That is true lilspaz, makes you wonder what the places look like that the general public is not allowed inside. And what is worse is these people that work inside and run the place have no regard for life, what so ever.


----------



## EdieBird (Apr 9, 2010)

Pictures like this make me so grateful for out little mom 'n pop pet shop here. Their employees breed the rats they sell, only one litter at a time and they'll have no rats for long periods while the moms are recovering, all their babies are raised by hand and if you ask them, the employees can tell you all the quirks and traits of each rat.

They also take in rats that are abandoned by their "breeder" (all beige hooded and/or hairless) who leaves them in cardboard boxes on the back step of the shop. (and there's been talk of installing a camera so they can catch the person).
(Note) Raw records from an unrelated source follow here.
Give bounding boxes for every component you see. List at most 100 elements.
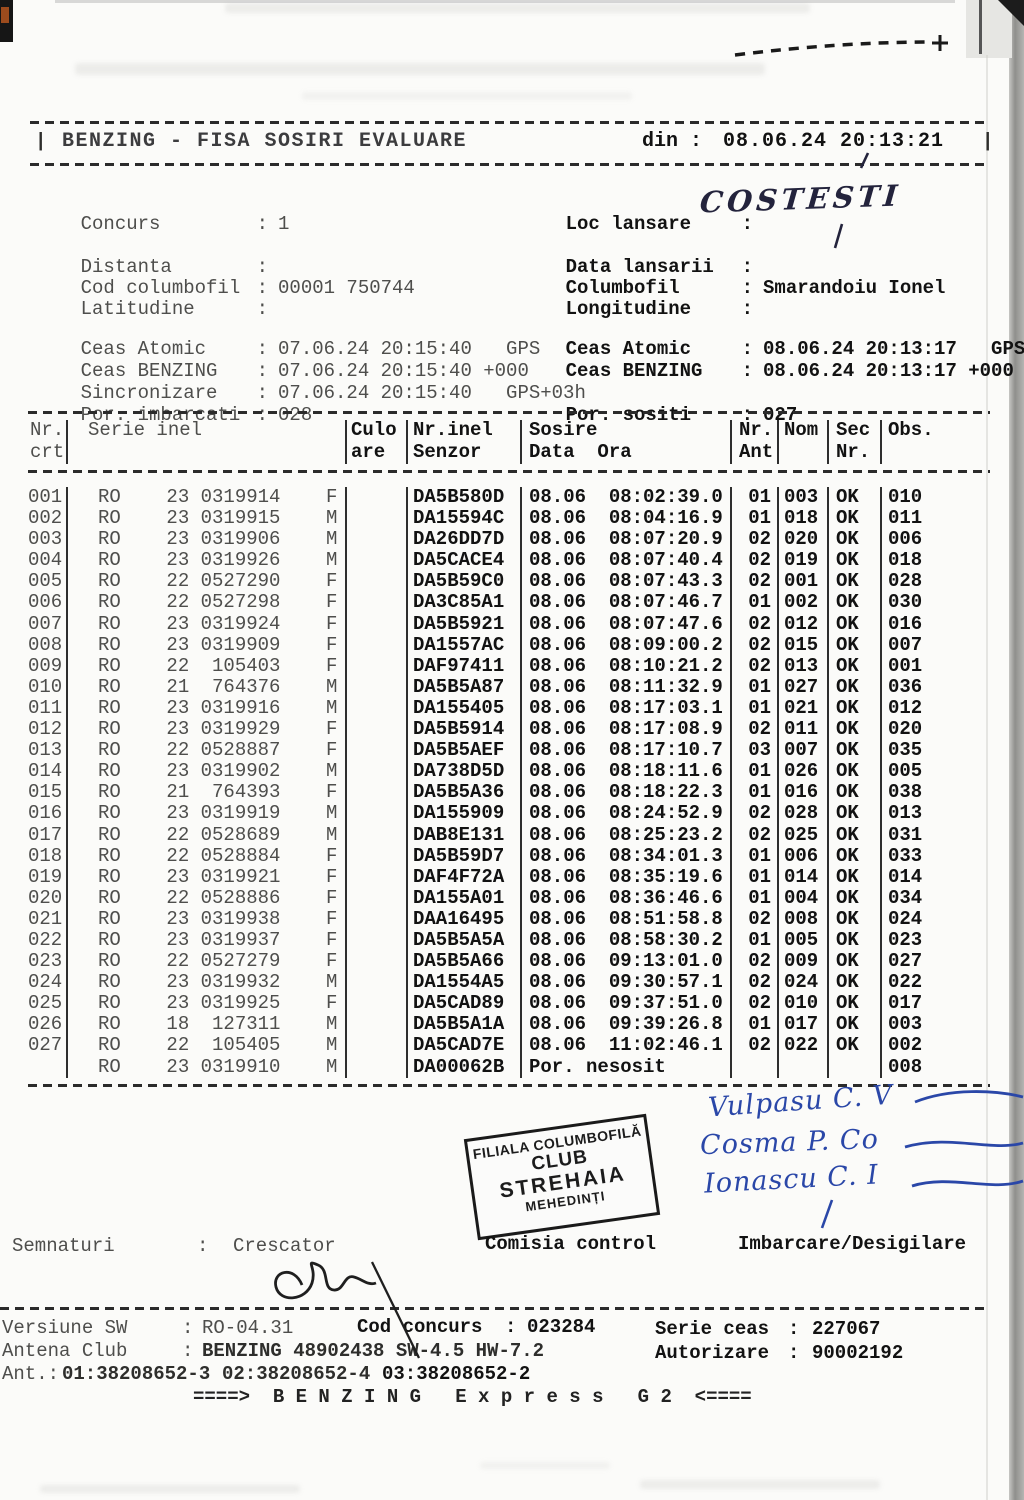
cell-nom: 007 <box>779 740 829 762</box>
info-label: Data lansarii <box>565 256 714 278</box>
cell-culoare <box>347 550 408 572</box>
report-datetime: 08.06.24 20:13:21 <box>723 130 945 153</box>
cell-sec-nr: OK <box>829 908 882 930</box>
cell-sec-nr: OK <box>829 550 882 572</box>
antena-colon: : <box>182 1340 194 1362</box>
cell-senzor: DA00062B <box>408 1056 522 1078</box>
cell-obs: 002 <box>888 1034 923 1057</box>
cell-obs: 022 <box>888 971 923 994</box>
clock-value: 08.06.24 20:13:17 GPS <box>763 338 1024 360</box>
clock-value: 08.06.24 20:13:17 +000 <box>763 360 1014 382</box>
table-row: 010 RO 21 764376 M DA5B5A87 08.06 08:11:… <box>28 676 942 698</box>
cell-sosire: 08.06 08:04:16.9 <box>522 508 732 530</box>
cell-serie-inel: RO 22 0528689 M <box>68 824 347 846</box>
colon: : <box>256 298 269 320</box>
cell-sec-nr: OK <box>829 634 882 656</box>
cell-obs: 028 <box>888 570 923 593</box>
cell-obs: 017 <box>888 992 923 1015</box>
cell-nr-ant: 01 <box>732 866 779 888</box>
ant-value-3: 03:38208652-2 <box>382 1363 531 1385</box>
cell-obs: 008 <box>888 1055 923 1078</box>
cell-culoare <box>347 529 408 551</box>
cod-concurs-colon: : <box>505 1316 517 1338</box>
imbarcare-desigilare-label: Imbarcare/Desigilare <box>738 1233 967 1255</box>
cell-nom: 013 <box>779 655 829 677</box>
report-din-label: din : <box>642 130 703 153</box>
cell-nr-crt: 001 <box>28 486 68 509</box>
cell-culoare <box>347 929 408 952</box>
cell-nr-ant: 02 <box>732 571 779 593</box>
cell-nr-ant: 02 <box>732 529 779 551</box>
cell-nr-crt: 008 <box>28 634 68 656</box>
handwritten-signature-2: Cosma P. Co <box>699 1123 880 1162</box>
cell-culoare <box>347 803 408 825</box>
info-label: Latitudine <box>80 298 195 320</box>
cell-senzor: DA5B5914 <box>408 718 522 741</box>
cell-serie-inel: RO 23 0319916 M <box>68 697 347 720</box>
semnaturi-label: Semnaturi <box>12 1235 115 1257</box>
scan-right-edge-band <box>1009 0 1024 1500</box>
colon: : <box>256 256 269 278</box>
clock-line-atomic-right: Ceas Atomic:08.06.24 20:13:17 GPS <box>520 316 1024 382</box>
cell-nom: 020 <box>779 529 829 551</box>
cell-sec-nr: OK <box>829 803 882 825</box>
cell-serie-inel: RO 22 0527290 F <box>68 571 347 593</box>
cell-sec-nr: OK <box>829 993 882 1015</box>
bleedthrough-smudge <box>75 63 765 75</box>
info-line-latitudine: Latitudine: <box>35 276 278 342</box>
clock-value: 07.06.24 20:15:40 GPS <box>278 338 541 360</box>
clock-line-benzing-right: Ceas BENZING:08.06.24 20:13:17 +000 <box>520 338 1014 404</box>
cell-nr-crt: 010 <box>28 676 68 698</box>
table-row: 016 RO 23 0319919 M DA155909 08.06 08:24… <box>28 803 942 825</box>
comisia-control-label: Comisia control <box>485 1233 657 1255</box>
cell-serie-inel: RO 23 0319929 F <box>68 718 347 741</box>
cell-nr-crt: 009 <box>28 655 68 677</box>
cell-sosire: 08.06 08:17:08.9 <box>522 718 732 741</box>
colon: : <box>256 277 269 299</box>
cell-nr-ant: 01 <box>732 1014 779 1036</box>
cell-sec-nr: OK <box>829 1035 882 1057</box>
table-row: 011 RO 23 0319916 M DA155405 08.06 08:17… <box>28 697 942 720</box>
cell-serie-inel: RO 21 764376 M <box>68 676 347 698</box>
title-top-dashed-line <box>30 121 990 124</box>
cell-obs: 033 <box>888 844 923 867</box>
clock-value: 07.06.24 20:15:40 GPS+03h <box>278 382 586 404</box>
cell-nr-ant: 01 <box>732 592 779 614</box>
cell-sec-nr: OK <box>829 761 882 783</box>
cell-sosire: 08.06 08:17:10.7 <box>522 740 732 762</box>
table-row: 014 RO 23 0319902 M DA738D5D 08.06 08:18… <box>28 761 942 783</box>
versiune-sw-label: Versiune SW <box>2 1317 128 1339</box>
cell-sec-nr: OK <box>829 592 882 614</box>
cell-serie-inel: RO 23 0319915 M <box>68 508 347 530</box>
info-line-concurs: Concurs:1 <box>35 191 290 257</box>
info-value: 00001 750744 <box>278 277 415 299</box>
table-row: 026 RO 18 127311 M DA5B5A1A 08.06 09:39:… <box>28 1014 942 1036</box>
cell-sosire: 08.06 08:58:30.2 <box>522 929 732 952</box>
crescator-label: Crescator <box>233 1235 336 1257</box>
colon: : <box>256 338 269 360</box>
cell-nom: 024 <box>779 972 829 994</box>
col-header-obs2 <box>882 442 942 464</box>
cell-sec-nr: OK <box>829 655 882 677</box>
col-header-sosire2: Data Ora <box>522 442 732 464</box>
semnaturi-colon: : <box>197 1235 209 1257</box>
cell-sosire: 08.06 08:10:21.2 <box>522 655 732 677</box>
cell-nom: 011 <box>779 718 829 741</box>
cell-serie-inel: RO 23 0319938 F <box>68 908 347 930</box>
versiune-sw-value: RO-04.31 <box>202 1317 294 1339</box>
signature-tick-below <box>820 1199 834 1229</box>
info-line-longitudine: Longitudine: <box>520 276 763 342</box>
table-row: 027 RO 22 105405 M DA5CAD7E 08.06 11:02:… <box>28 1034 942 1057</box>
colon: : <box>741 277 754 299</box>
col-header-ant2: Ant <box>732 442 779 464</box>
cell-culoare <box>347 908 408 930</box>
cell-nom: 002 <box>779 592 829 614</box>
bleedthrough-smudge <box>302 92 632 100</box>
info-line-cod-columbofil: Cod columbofil:00001 750744 <box>35 255 415 321</box>
col-header-serie2 <box>68 442 347 464</box>
cell-culoare <box>347 508 408 530</box>
bleedthrough-smudge <box>225 3 810 13</box>
colon: : <box>256 360 269 382</box>
cell-sec-nr: OK <box>829 486 882 509</box>
cell-obs: 030 <box>888 591 923 614</box>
They treat these exactly the same as their home-bred babies. 

I've never had a troubled rat from them, and they're all healthy and loving, and if I go in there, they ask how they're doing, even remembering which rats I have from them.

I wish more privately run shops worked like this, then people wouldn't be as tempted by the mass-produced babies and maybe there'd be a dent in the "production."


----------



## Alethea (Jul 14, 2010)

That is good to hear, EdieBird. 
At least I can take slight comfort in the fact that there are a few places left that actually care about the well-being of the animals they are breeding and selling. Too bad such things are like a needle in a haystack, so to speak. These large breeders and mills... If they would take a few extra steps and a few extra care precautions, maybe that would help lessen the problems and the horrors that come from those mass-production places.


----------



## smesyna (Nov 22, 2010)

I'd rather they left it to hobbyists, but I agree I'd appreciate at least some improvement. I'm grateful that there are some stores that took the message and don't sell animals, the one near me is far-ish but worth it. I feel so bad for those rats but I can't buy a rat from them and support the cycle. I've seen this link before but I'm glad you posted it so others that might not have realized could see.


----------



## Alethea (Jul 14, 2010)

It's hard to ask for improvement, when the ones carrying out these deeds are only in it for the money. And you're welcome, I saw something on here about mills and was doing some reading when I found those pictures >< It's just heartbreaking to know it is not only rats that are bred and kept in these sorts of conditions. The human race makes me wonder sometimes ><


----------